Queues snake around Elysee Palace in outpouring of grief for Jacques Chirac
Mourners gathered at the Elysee Palace in Paris on Friday to pay their respects to former president Jacques Chirac, who died on Thursday aged 86.
Ahead of a national day of mourning announced for Monday, the French presidency threw open the doors of the Elysee Palace for people wanting to sign books of condolences.
"I express my admiration and tenderness for the last of the great presidents," read one tribute. "Thank you for fighting, thank you for this freedom and good spirits."

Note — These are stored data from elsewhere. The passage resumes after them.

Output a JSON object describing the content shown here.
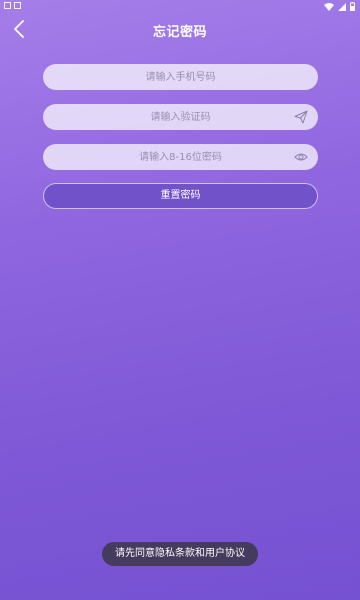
{
  "header": {
    "title": "忘记密码",
    "back_icon": "chevron-left-icon"
  },
  "form": {
    "phone_placeholder": "请输入手机号码",
    "code_placeholder": "请输入验证码",
    "code_icon": "send-icon",
    "password_placeholder": "请输入8-16位密码",
    "password_icon": "eye-icon",
    "submit_label": "重置密码"
  },
  "toast": {
    "message": "请先同意隐私条款和用户协议"
  },
  "colors": {
    "gradient_top": "#a57ee9",
    "gradient_bottom": "#7552d2",
    "button_bg": "#7152c9",
    "toast_bg": "#3c3746"
  }
}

In a televised address Thursday night, President Emmanuel Macron praised "a man whom we loved as much as he loved us".
Chirac is also to be given the honour of a public memorial ceremony on Sunday as well as a mass on Monday, which will be attended by Macron and foreign dignitaries including German President Frank-Walter Steinmeier and EU Commission president Jean-Claude Juncker.
A minute of silence will also be observed Monday at public institutions, schools and football matches.
Schools have also been urged to dedicate class time on Monday "to evoke the former head of state's memory," with the education ministry saying it will propose potential discussion themes for teachers.
And the Quai Branly museum of indigenous art founded by Chirac, who had a deep appreciation of Asian cultures, said it would offer free admission until 11 October.
French newspapers splashed his portrait across their front pages and dedicated most of their editions to the former president's life -- French daily newspaperLe Parisien had an exhaustive 35 pages plus a 12-page special insert.
Jacques Chirac will be buried at the Montparnasse cemetery in Paris next to his daughter Laurence, who died in 2016 after a lifelong battle with anorexia.